There are so many sources for feedback for you to leverage. Just remember that your customers want to express themselves and it's our duty to listen to them.
The power of "Voice of the Customer"
The power to explain:
Analytics and UX analytics tools provide the first layer of user insight, but customer feedback can explain the specific frustration points that your visitors encounter. For example, a page's bounce rate will alert teams to a potential problem, but customer feedback can explicitly explain why a specific on-page element may have been an obstacle to a purchase.
The power to prevent:
Imagine that a company has set up a satisfaction score. Depending on how the site changes, this score may vary. Feedback will play a crucial role in helping you understand why a customer scored you the way they did. If satisfaction scores decrease, feedback can shed light on the precise reason for this change, empowering your teams to prioritize what they need to do next.
The power to predict:
Your customers are on your side! They will be happy to tell you all their ideas for improving your digital experience, but it’s up to you to take advantage of this and listen. You need to adapt your offerings to meet their expectations and optimize satisfaction levels and conversion rates.

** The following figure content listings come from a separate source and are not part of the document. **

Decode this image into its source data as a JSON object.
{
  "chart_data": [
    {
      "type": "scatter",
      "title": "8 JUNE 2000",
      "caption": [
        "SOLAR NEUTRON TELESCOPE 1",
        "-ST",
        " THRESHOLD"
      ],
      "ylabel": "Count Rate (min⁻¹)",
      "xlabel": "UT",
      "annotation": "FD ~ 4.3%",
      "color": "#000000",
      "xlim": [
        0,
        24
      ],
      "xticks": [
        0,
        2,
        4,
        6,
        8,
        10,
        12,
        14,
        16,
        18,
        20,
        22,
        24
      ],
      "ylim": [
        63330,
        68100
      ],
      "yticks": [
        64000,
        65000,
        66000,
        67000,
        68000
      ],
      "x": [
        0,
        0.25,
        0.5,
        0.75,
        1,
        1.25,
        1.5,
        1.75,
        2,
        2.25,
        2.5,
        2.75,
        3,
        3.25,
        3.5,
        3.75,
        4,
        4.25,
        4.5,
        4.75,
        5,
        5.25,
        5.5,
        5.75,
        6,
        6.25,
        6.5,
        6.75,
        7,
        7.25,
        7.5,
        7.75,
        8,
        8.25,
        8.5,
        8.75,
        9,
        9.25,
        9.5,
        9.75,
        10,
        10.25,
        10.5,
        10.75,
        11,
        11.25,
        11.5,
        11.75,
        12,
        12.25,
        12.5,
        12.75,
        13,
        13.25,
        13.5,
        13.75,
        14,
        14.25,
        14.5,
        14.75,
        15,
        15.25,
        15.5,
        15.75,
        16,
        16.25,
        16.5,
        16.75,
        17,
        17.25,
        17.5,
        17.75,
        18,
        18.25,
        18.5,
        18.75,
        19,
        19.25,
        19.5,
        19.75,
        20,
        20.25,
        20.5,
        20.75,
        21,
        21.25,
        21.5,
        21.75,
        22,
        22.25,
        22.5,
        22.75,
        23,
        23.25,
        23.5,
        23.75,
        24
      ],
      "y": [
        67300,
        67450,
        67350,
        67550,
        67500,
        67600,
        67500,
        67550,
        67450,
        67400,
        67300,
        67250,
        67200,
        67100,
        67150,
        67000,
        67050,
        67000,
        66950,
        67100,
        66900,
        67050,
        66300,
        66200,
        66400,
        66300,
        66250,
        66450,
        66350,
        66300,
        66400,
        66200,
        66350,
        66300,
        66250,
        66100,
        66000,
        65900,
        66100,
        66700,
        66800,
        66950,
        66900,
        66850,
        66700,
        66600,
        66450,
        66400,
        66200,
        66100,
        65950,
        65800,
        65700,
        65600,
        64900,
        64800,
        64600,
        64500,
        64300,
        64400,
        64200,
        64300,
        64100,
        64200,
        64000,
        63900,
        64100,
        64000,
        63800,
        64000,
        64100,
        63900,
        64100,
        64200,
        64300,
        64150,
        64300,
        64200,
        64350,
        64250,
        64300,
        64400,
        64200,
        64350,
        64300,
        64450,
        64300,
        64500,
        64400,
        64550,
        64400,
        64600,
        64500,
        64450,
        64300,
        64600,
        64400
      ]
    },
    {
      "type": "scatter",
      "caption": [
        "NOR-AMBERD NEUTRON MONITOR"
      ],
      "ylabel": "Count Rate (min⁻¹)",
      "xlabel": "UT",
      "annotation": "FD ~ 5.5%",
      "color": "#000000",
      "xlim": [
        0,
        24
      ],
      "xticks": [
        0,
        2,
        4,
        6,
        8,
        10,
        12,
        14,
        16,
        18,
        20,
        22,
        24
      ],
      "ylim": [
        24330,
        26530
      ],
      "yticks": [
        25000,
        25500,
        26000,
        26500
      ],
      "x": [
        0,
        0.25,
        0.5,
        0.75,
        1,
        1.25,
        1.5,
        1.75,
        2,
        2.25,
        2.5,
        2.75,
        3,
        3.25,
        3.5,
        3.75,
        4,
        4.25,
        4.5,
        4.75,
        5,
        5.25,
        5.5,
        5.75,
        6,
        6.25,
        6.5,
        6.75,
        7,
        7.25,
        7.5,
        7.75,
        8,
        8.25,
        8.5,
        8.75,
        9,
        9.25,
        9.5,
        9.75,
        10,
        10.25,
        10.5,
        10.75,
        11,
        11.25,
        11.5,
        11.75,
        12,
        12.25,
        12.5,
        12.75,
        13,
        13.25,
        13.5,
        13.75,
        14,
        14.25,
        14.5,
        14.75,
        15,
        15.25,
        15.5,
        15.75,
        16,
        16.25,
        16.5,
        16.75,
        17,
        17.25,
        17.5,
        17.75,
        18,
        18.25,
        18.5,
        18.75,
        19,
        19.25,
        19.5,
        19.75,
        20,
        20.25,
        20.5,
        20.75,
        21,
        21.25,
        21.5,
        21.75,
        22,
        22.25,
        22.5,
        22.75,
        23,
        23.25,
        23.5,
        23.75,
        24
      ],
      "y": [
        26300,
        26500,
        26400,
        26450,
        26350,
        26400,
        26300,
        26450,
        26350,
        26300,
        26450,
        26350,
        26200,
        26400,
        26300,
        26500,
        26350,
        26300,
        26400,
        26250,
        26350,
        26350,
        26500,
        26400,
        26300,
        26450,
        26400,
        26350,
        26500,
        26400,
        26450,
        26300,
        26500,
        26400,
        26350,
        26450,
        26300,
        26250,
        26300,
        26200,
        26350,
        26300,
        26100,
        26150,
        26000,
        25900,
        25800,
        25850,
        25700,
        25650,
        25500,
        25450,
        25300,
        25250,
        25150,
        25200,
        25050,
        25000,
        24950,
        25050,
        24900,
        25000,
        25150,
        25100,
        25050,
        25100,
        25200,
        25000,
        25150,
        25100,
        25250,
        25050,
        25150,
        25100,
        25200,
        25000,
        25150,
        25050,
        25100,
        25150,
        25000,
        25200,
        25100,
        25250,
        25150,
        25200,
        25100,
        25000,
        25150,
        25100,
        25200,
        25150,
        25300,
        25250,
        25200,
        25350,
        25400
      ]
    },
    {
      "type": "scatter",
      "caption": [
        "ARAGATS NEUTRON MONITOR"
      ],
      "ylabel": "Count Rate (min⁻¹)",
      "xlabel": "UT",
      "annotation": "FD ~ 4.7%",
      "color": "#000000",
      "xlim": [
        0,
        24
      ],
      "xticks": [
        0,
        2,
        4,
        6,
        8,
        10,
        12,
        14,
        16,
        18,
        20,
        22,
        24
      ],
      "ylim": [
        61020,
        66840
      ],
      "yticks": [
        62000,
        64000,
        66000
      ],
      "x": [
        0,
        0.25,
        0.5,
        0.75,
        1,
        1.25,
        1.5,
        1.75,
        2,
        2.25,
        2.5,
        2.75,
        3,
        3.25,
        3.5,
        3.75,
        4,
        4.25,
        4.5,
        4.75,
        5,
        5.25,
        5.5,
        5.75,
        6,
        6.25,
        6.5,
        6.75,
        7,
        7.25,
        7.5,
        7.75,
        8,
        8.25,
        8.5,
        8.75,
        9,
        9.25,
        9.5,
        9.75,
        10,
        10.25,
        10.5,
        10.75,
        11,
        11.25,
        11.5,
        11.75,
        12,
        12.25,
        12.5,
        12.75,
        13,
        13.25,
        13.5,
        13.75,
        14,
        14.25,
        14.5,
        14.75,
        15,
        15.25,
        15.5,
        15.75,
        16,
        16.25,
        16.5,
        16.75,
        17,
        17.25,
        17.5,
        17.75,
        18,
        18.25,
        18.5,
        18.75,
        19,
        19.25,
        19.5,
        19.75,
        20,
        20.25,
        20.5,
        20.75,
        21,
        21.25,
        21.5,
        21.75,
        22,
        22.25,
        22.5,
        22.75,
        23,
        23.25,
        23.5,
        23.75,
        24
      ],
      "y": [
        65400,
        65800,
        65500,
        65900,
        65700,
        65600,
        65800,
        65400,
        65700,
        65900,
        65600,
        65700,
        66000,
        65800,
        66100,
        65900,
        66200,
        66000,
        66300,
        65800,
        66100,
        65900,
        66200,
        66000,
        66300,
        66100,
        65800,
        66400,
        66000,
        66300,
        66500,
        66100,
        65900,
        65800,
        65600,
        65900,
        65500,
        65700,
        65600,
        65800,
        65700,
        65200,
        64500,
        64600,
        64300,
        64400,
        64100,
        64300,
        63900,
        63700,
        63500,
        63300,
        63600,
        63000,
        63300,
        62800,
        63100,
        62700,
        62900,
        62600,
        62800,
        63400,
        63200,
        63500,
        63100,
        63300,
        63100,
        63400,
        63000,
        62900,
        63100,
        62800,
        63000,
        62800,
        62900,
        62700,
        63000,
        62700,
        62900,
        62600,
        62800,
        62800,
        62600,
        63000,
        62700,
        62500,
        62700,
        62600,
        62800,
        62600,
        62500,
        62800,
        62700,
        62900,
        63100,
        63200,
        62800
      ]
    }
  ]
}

VoC tools can offer many benefits like improving the customer experience, managing risk, and optimizing conversions. So why are companies still not using these tools? Collecting feedback is one thing but, without a defined strategy, these tools can be costly as they require resources to generate quantifiable, actionable insights.
Quantitative vs qualitative: the same goal
In a world where we ask ourselves what (data) but rarely why (research), can we say that we really know our customers' expectations? Marrying the two approaches makes it possible to gain customer knowledge that is both overarching and precise.
Many solutions make it easy to connect these two concepts by integrating the VoC tools' solution with their own. When we can replay a dissatisfied user's session or identify a friction point, we can now quantify a feeling, making it even more explicit and, ultimately, more human.